Compressing neural networks by quantizing model parameters offers useful trade-off between performance and efficiency. Methods like quantization-aware training and post-training quantization strive to maintain the downstream performance of compressed models compared to the full precision models. However, these techniques do not explicitly consider the impact on algorithmic fairness. In this work, we study fairness-aware mixed-precision quantization schemes for medical image classification under explicit bit budgets. We introduce FairQuant, a framework that combines group-aware importance analysis, budgeted mixed-precision allocation, and a learnable Bit-Aware Quantization (BAQ) mode that jointly optimizes weights and per-unit bit allocations under bitrate and fairness regularization. We evaluate the method on Fitzpatrick17k and ISIC2019 across ResNet18/50, DeiT-Tiny, and TinyViT. Results show that FairQuant configurations with average precision near 4-6 bits recover much of the Uniform 8-bit accuracy while improving worst-group performance relative to Uniform 4- and 8-bit baselines, with comparable fairness metrics under shared budgets.

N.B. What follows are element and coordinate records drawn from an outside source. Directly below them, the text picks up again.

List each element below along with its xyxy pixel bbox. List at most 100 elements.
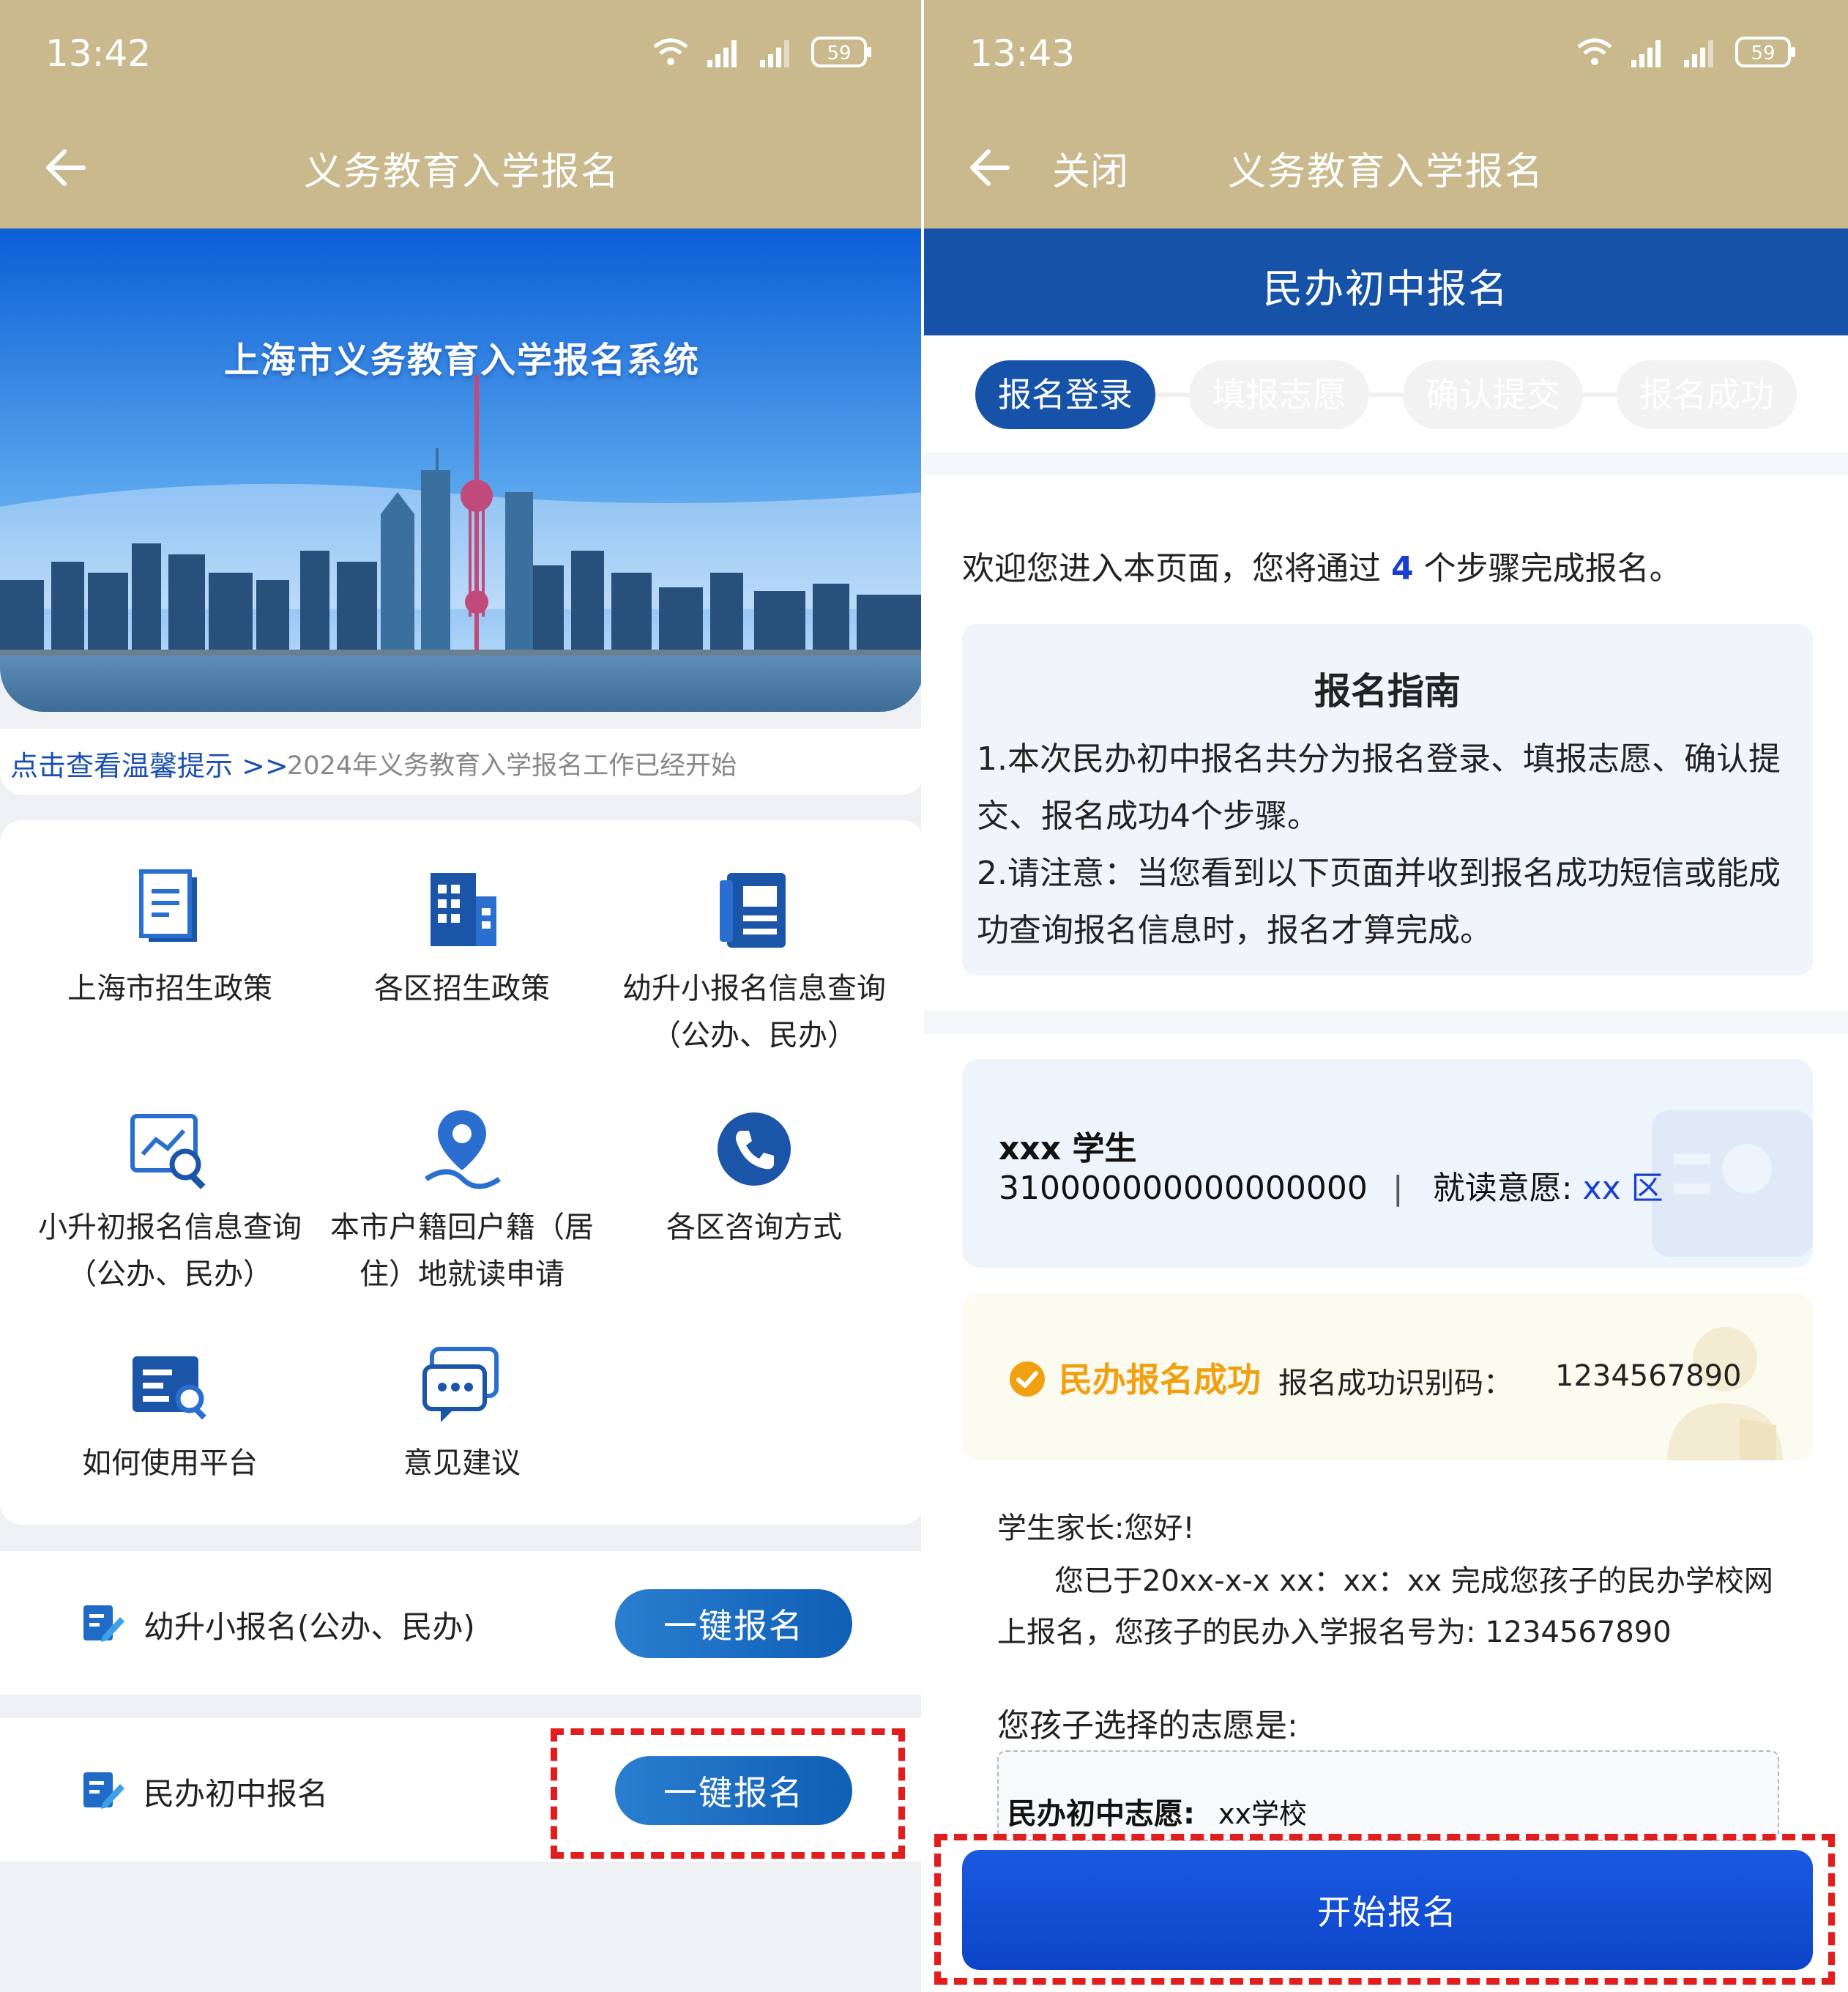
wifi-icon [1577,38,1612,65]
chat-bubble-icon [422,1347,499,1422]
welcome-after: 个步骤完成报名。 [1413,550,1682,587]
status-bar: 13:42 59 [0,0,924,110]
grid-label-line2: （公办、民办） [652,1019,857,1052]
step-login: 报名登录 [975,360,1155,429]
guide-point-1: 1.本次民办初中报名共分为报名登录、填报志愿、确认提交、报名成功4个步骤。 [977,740,1781,835]
intent-value: xx 区 [1582,1170,1663,1207]
student-card: xxx 学生 310000000000000000 | 就读意愿: xx 区 [962,1059,1813,1268]
success-status: 民办报名成功 [1059,1360,1261,1400]
status-time: 13:42 [45,32,152,75]
message-greeting: 学生家长:您好! [997,1512,1195,1545]
status-icons: 59 [652,35,873,67]
step-progress: 报名登录 填报志愿 确认提交 报名成功 [924,335,1848,453]
signal-icon [707,40,737,67]
primary-registration-row: 幼升小报名(公办、民办) 一键报名 [0,1551,924,1695]
one-click-register-button[interactable]: 一键报名 [615,1589,852,1658]
signal-icon [1684,40,1713,67]
grid-item-feedback[interactable]: 意见建议 [316,1342,608,1487]
skyline-image [0,228,924,712]
guide-search-icon [133,1356,206,1420]
message-line-1: 您已于20xx-x-x xx：xx：xx 完成您孩子的民办学校网 [1054,1564,1773,1598]
edit-form-icon [83,1772,124,1809]
choice-value: xx学校 [1218,1798,1307,1830]
grid-item-district-policy[interactable]: 各区招生政策 [316,867,608,1012]
row-label: 民办初中报名 [144,1776,329,1812]
page-title: 义务教育入学报名 [303,150,620,194]
choice-box: 民办初中志愿: xx学校 [997,1750,1779,1841]
highlight-box [934,1834,1835,1985]
right-phone-screen: 13:43 59 关闭 义务教育入学报名 民办初中报名 报名登录 填报志愿 确认… [924,0,1848,1992]
grid-label-line1: 小升初报名信息查询 [38,1211,302,1244]
nav-bar: 关闭 义务教育入学报名 [924,110,1848,228]
hero-banner: 上海市义务教育入学报名系统 [0,228,924,712]
student-info-line: 310000000000000000 | 就读意愿: xx 区 [999,1162,1663,1208]
grid-label-line2: 住）地就读申请 [359,1257,565,1291]
choice-label: 民办初中志愿: [1007,1797,1195,1831]
intent-label: 就读意愿: [1432,1170,1583,1207]
tips-link[interactable]: 点击查看温馨提示 >> [10,743,288,784]
row-label: 幼升小报名(公办、民办) [144,1609,475,1645]
policy-document-icon [139,869,197,942]
guide-point-2: 2.请注意：当您看到以下页面并收到报名成功短信或能成功查询报名信息时，报名才算完… [977,855,1781,949]
page-title: 义务教育入学报名 [1227,150,1544,194]
battery-level: 59 [827,42,851,64]
grid-item-hukou-apply[interactable]: 本市户籍回户籍（居 住）地就读申请 [316,1106,608,1298]
check-circle-icon [1010,1361,1045,1397]
nav-bar: 义务教育入学报名 [0,110,924,228]
search-chart-icon [130,1114,206,1189]
student-id: 310000000000000000 [999,1170,1368,1207]
signal-icon [760,40,789,67]
choice-title: 您孩子选择的志愿是: [997,1707,1298,1744]
section-title: 民办初中报名 [1263,266,1509,312]
divider-pipe: | [1392,1170,1404,1207]
grid-label: 意见建议 [403,1446,521,1480]
edit-form-icon [83,1605,124,1642]
grid-item-middle-query[interactable]: 小升初报名信息查询 （公办、民办） [23,1106,316,1298]
grid-label: 如何使用平台 [82,1446,258,1480]
wifi-icon [653,38,688,65]
grid-item-city-policy[interactable]: 上海市招生政策 [23,867,316,1012]
step-fill-choices: 填报志愿 [1189,360,1369,429]
battery-icon: 59 [1735,37,1795,67]
banner-title: 上海市义务教育入学报名系统 [223,340,700,381]
success-code: 1234567890 [1555,1359,1742,1393]
building-icon [431,873,496,946]
step-success: 报名成功 [1617,360,1797,429]
grid-item-primary-query[interactable]: 幼升小报名信息查询 （公办、民办） [608,867,901,1059]
location-pin-icon [425,1110,501,1189]
grid-label: 小升初报名信息查询 （公办、民办） [23,1204,316,1298]
section-header: 民办初中报名 [924,228,1848,335]
notebook-icon [720,873,786,948]
grid-label: 各区招生政策 [374,972,550,1006]
welcome-text: 欢迎您进入本页面，您将通过 4 个步骤完成报名。 [962,542,1682,589]
separator [924,1011,1848,1034]
step-count: 4 [1391,550,1414,587]
welcome-before: 欢迎您进入本页面，您将通过 [962,550,1391,587]
separator [924,453,1848,475]
phone-icon [718,1112,791,1186]
grid-item-how-to-use[interactable]: 如何使用平台 [23,1342,316,1487]
grid-label: 上海市招生政策 [67,972,272,1006]
battery-icon: 59 [811,37,871,67]
left-phone-screen: 13:42 59 义务教育入学报名 上海市义务教育入学报名系统 点击查看温馨提示… [0,0,924,1992]
grid-label: 各区咨询方式 [666,1211,842,1244]
code-label: 报名成功识别码： [1278,1367,1513,1400]
grid-label: 本市户籍回户籍（居 住）地就读申请 [316,1204,608,1298]
message-line-2: 上报名，您孩子的民办入学报名号为: 1234567890 [997,1616,1672,1649]
battery-level: 59 [1751,42,1775,64]
service-grid: 上海市招生政策 各区招生政策 幼升小报名信息查询 （公办、民办） 小升初报名信息查… [0,820,924,1525]
step-confirm-submit: 确认提交 [1403,360,1583,429]
grid-label-line1: 本市户籍回户籍（居 [330,1211,594,1244]
guide-title: 报名指南 [1314,670,1461,713]
grid-label-line2: （公办、民办） [67,1257,272,1291]
guide-panel: 报名指南 1.本次民办初中报名共分为报名登录、填报志愿、确认提交、报名成功4个步… [962,624,1813,975]
status-bar: 13:43 59 [924,0,1848,110]
highlight-box [551,1728,905,1859]
grid-item-district-contact[interactable]: 各区咨询方式 [608,1106,901,1251]
grid-label: 幼升小报名信息查询 （公办、民办） [608,965,901,1059]
signal-icon [1631,40,1661,67]
status-icons: 59 [1576,35,1797,67]
notice-bar: 点击查看温馨提示 >> 2024年义务教育入学报名工作已经开始 [0,729,924,795]
success-card: 民办报名成功 报名成功识别码： 1234567890 [962,1293,1813,1460]
guide-body: 1.本次民办初中报名共分为报名登录、填报志愿、确认提交、报名成功4个步骤。 2.… [977,731,1797,959]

翻译：通过量化模型参数来压缩神经网络，可在性能与效率之间实现有益的权衡。诸如量化感知训练与训练后量化等方法致力于保持压缩模型相较于全精度模型的下游性能。然而，这些技术并未明确考虑对算法公平性的影响。在本工作中，我们研究了在明确比特预算下，面向医学图像分类的公平感知混合精度量化方案。我们提出了FairQuant框架，该框架结合了组感知重要性分析、预算约束的混合精度分配，以及一种可学习的比特感知量化（BAQ）模式，该模式在比特率与公平性正则化的约束下，联合优化权重与每单元的比特分配。我们在Fitzpatrick17k和ISIC2019数据集上，基于ResNet18/50、DeiT-Tiny和TinyViT模型对该方法进行了评估。结果表明，平均精度在4-6比特附近的FairQuant配置，在相对于均匀4比特和8比特基线提升最差组性能的同时，恢复了均匀8比特配置的大部分准确率，且在相同预算下获得了可比的公平性指标。